La designación, según la organización, envía un “muy dañino mensaje” de consolidación de una estructura de mando involucrada en persecuciones políticas
Gustavo González López, nuevo ministro de defensa. Foto: Archivo
La ONG Justicia, Encuentro y Perdón (JEPVzla) manifestó preocupación ante la designación del general en jefe Gustavo González López como ministro de Defensa, anunciada este miércoles por la presidenta encargada, Delcy Rodríguez.
A través de su red social X, la organización advirtió que resulta alarmante que la titularidad del Ministerio de la Defensa quede en manos de un funcionario “señalado por su presunta participación en violaciones a los derechos humanos, sin que siquiera se hayan iniciado investigaciones genuinas y transparentes que esclarezcan tales señalamientos”.
Consideró que la designación envía “un muy dañino mensaje de consolidación de una estructura de mando involucrada en la persecución por razones políticas en Venezuela”.
De acuerdo con JEPVzla, esos señalamientos han sido documentados por la Misión de Determinación de Hechos de la ONU, que ha identificado al funcionario como presunto responsable de detenciones arbitrarias, torturas y actos de violencia sexual.
Subrayó que su nombramiento “profundiza la revictimización de quienes han padecido estos abusos”, al tiempo que podría interpretarse como un reforzamiento de prácticas violatorias de derechos humanos dentro de la cadena de mando.
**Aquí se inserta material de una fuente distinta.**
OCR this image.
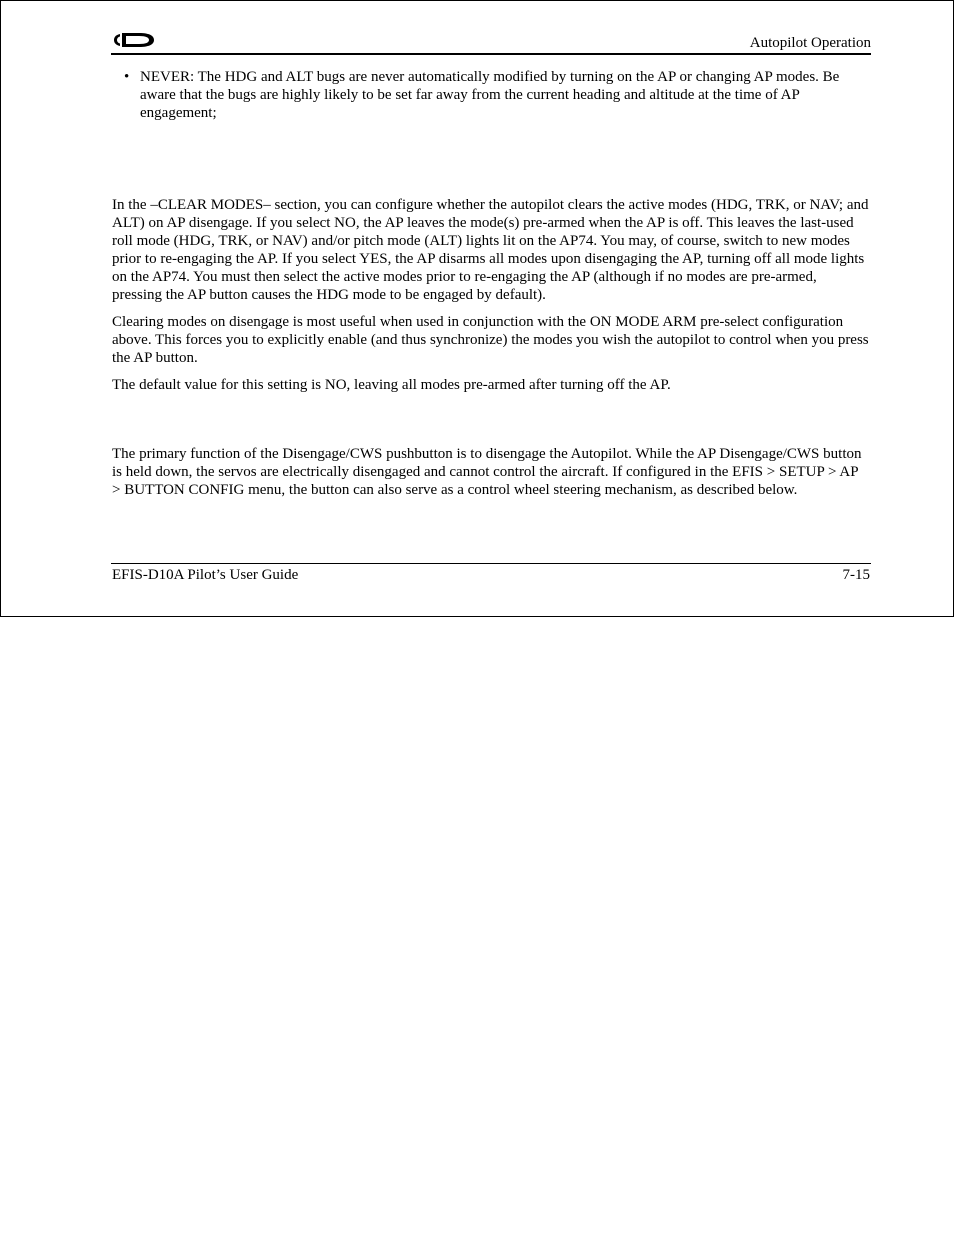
Autopilot Operation
• NEVER: The HDG and ALT bugs are never automatically modified by turning on the AP or changing AP modes. Be aware that the bugs are highly likely to be set far away from the current heading and altitude at the time of AP engagement;

In the –CLEAR MODES– section, you can configure whether the autopilot clears the active modes (HDG, TRK, or NAV; and ALT) on AP disengage. If you select NO, the AP leaves the mode(s) pre-armed when the AP is off. This leaves the last-used roll mode (HDG, TRK, or NAV) and/or pitch mode (ALT) lights lit on the AP74. You may, of course, switch to new modes prior to re-engaging the AP. If you select YES, the AP disarms all modes upon disengaging the AP, turning off all mode lights on the AP74. You must then select the active modes prior to re-engaging the AP (although if no modes are pre-armed, pressing the AP button causes the HDG mode to be engaged by default).

Clearing modes on disengage is most useful when used in conjunction with the ON MODE ARM pre-select configuration above. This forces you to explicitly enable (and thus synchronize) the modes you wish the autopilot to control when you press the AP button.

The default value for this setting is NO, leaving all modes pre-armed after turning off the AP.

The primary function of the Disengage/CWS pushbutton is to disengage the Autopilot. While the AP Disengage/CWS button is held down, the servos are electrically disengaged and cannot control the aircraft. If configured in the EFIS > SETUP > AP > BUTTON CONFIG menu, the button can also serve as a control wheel steering mechanism, as described below.

EFIS-D10A Pilot’s User Guide	7-15
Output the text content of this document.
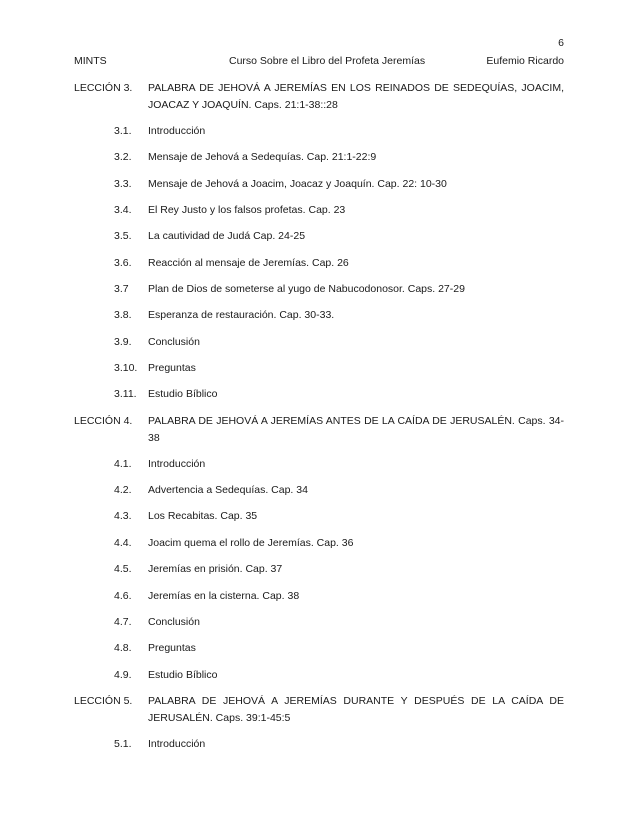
6
MINTS	Curso Sobre el Libro del Profeta Jeremías	Eufemio Ricardo
LECCIÓN 3. PALABRA DE JEHOVÁ A JEREMÍAS EN LOS REINADOS DE SEDEQUÍAS, JOACIM, JOACAZ Y JOAQUÍN. Caps. 21:1-38::28
3.1. Introducción
3.2. Mensaje de Jehová a Sedequías. Cap. 21:1-22:9
3.3. Mensaje de Jehová a Joacim, Joacaz y Joaquín. Cap. 22: 10-30
3.4. El Rey Justo y los falsos profetas. Cap. 23
3.5. La cautividad de Judá Cap. 24-25
3.6. Reacción al mensaje de Jeremías. Cap. 26
3.7 Plan de Dios de someterse al yugo de Nabucodonosor. Caps. 27-29
3.8. Esperanza de restauración. Cap. 30-33.
3.9. Conclusión
3.10. Preguntas
3.11. Estudio Bíblico
LECCIÓN 4. PALABRA DE JEHOVÁ A JEREMÍAS ANTES DE LA CAÍDA DE JERUSALÉN. Caps. 34-38
4.1. Introducción
4.2. Advertencia a Sedequías. Cap. 34
4.3. Los Recabitas. Cap. 35
4.4. Joacim quema el rollo de Jeremías. Cap. 36
4.5. Jeremías en prisión. Cap. 37
4.6. Jeremías en la cisterna. Cap. 38
4.7. Conclusión
4.8. Preguntas
4.9. Estudio Bíblico
LECCIÓN 5. PALABRA DE JEHOVÁ A JEREMÍAS DURANTE Y DESPUÉS DE LA CAÍDA DE JERUSALÉN. Caps. 39:1-45:5
5.1. Introducción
La declaración ocurre tras confirmarse que González López asumió el cargo de ministro de Defensa este miércoles, en sustitución del general Vladimir Padrino López.
La organización señaló que en un contexto en el que se insiste en la superación de la crisis estructural del país y en la necesidad de avanzar hacia la reconciliación y la pacificación, los anuncios oficiales deben estar acompañados de acciones que permitan avanzar hacia la justicia.
JEPVzla reiteró que “es la justicia el único camino real hacia la paz”, y advirtió que cualquier intento de blindar a presuntos responsables de violaciones de derechos humanos mediante el acceso a posiciones de poder solo profundiza la deuda histórica con las víctimas y con la sociedad venezolana en su conjunto.